Search code examples
amazon-web-servicesamazon-rdsaws-security-group

AWS Security Group Meaning of Port 0 in Custom TCP Rule

I have a Custom TCP rule in Outbound Security Configuration with Port Range as 0. Does this 0 means it is open to all ports to the ip range provided in the rule?. I have faced issues with this 0 as port when I changed this to correct port(5432) number after which it works fine.

Solution

  • I assume you are talking about the inbound rules (ingress) and outbound rules (egress) of a security group. A security group being a firewall around an AWS component - in your case, as your using port 5432, a PostgreSQL RDS database.

    I just tested it on my side. I had a working inbound rule for accessing an EC2 server. When I changed the port to 0 - I could no longer access it. If you were to allow inbound\outbound traffic to all the ports you would specify: 0-65535

    enter image description here

    So as far as I can tell port 0 specified on its own doesn't seem to give any access.

    Besides the 0-65535 port range, there is another valid port value when working with Cloudformation: -1. This is used for the ICMP and ICMPv6 protocols. Some mention of it here. You can not specify -1 as a port number when working with the AWS GUI.

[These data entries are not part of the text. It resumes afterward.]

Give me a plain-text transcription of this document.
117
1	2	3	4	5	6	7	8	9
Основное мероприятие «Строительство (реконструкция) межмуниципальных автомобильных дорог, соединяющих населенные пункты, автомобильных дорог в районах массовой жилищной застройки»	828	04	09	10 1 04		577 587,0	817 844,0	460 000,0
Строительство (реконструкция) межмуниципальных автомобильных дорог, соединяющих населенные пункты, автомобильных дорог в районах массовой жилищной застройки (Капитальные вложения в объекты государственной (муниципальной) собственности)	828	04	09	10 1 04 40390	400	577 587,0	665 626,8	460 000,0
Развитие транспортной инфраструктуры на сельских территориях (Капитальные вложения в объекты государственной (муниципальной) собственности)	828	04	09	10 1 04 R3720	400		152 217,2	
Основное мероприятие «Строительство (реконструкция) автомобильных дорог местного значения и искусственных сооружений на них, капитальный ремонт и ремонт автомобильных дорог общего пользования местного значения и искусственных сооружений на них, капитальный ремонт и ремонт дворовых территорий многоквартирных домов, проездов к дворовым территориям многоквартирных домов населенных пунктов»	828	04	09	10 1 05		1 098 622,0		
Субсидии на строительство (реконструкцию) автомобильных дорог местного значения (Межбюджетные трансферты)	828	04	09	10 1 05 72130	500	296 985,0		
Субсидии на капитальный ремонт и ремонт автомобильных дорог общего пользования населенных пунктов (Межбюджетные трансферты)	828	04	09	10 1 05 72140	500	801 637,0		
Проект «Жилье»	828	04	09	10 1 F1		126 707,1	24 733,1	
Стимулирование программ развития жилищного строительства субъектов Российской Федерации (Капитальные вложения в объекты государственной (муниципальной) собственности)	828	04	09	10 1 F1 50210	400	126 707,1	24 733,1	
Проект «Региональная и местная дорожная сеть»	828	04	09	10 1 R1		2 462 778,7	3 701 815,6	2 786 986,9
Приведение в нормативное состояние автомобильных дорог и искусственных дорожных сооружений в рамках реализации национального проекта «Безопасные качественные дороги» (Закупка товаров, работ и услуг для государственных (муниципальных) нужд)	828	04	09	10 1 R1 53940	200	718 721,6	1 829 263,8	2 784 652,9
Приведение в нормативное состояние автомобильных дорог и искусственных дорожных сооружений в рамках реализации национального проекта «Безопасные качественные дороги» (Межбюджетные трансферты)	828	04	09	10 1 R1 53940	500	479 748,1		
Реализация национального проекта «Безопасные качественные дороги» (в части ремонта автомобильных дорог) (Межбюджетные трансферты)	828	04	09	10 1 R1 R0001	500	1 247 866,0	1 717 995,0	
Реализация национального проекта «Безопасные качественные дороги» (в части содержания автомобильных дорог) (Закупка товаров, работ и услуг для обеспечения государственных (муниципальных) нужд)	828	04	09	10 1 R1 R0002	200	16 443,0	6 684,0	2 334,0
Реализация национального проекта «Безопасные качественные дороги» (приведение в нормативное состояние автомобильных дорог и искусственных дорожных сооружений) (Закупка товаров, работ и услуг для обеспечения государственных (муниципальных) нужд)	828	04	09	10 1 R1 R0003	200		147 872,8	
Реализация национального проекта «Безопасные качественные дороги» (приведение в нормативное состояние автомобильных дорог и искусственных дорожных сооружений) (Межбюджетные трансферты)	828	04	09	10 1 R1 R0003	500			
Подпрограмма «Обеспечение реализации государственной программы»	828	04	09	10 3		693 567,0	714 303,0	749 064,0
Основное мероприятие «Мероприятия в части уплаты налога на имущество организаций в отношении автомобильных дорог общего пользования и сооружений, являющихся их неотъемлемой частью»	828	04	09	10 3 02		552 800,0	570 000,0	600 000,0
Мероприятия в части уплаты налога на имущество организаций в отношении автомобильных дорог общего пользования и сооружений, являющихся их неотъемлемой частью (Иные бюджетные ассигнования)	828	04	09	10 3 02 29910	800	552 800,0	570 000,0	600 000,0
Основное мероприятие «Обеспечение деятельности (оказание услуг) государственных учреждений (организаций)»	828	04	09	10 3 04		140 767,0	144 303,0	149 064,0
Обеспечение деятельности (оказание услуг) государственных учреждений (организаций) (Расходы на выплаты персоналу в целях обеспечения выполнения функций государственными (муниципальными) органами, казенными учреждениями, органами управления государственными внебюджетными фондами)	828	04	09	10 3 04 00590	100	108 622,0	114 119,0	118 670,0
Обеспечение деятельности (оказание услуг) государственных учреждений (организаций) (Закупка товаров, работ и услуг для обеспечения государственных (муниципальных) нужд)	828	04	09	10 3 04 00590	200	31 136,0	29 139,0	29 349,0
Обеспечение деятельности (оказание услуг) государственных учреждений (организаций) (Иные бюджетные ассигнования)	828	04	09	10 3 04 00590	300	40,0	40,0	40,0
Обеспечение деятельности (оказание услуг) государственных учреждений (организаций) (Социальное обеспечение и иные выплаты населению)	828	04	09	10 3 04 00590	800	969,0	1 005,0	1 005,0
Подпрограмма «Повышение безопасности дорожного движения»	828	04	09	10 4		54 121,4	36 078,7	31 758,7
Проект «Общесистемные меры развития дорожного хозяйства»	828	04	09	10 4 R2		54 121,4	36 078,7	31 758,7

    If you are worried about security and just want to create an inbound rule for yourself - make sure to specify your /32 CIDR as a suffix to the IP address as per the previous image where TCP access is given across all ports to someone at the 1.2.3.4 IP address. Using a CIDR other than /32 will allow access to other IP addresses O_O

    If you are new to working with security groups also please note the following:

    Security groups are stateful - if you send a request from your instance, the response traffic for that request is allowed to flow in regardless of inbound security group rules. Responses to allowed inbound traffic are allowed to flow out, regardless of outbound rules.

    In other words, don't create a possible security risk by unnecessarily duplicating inbound rules to outbound rules (or vica verca) if you mistakenly thought that you had to create a inbound\outbound rule to handle the responses to the allowed inbound\outbound traffic.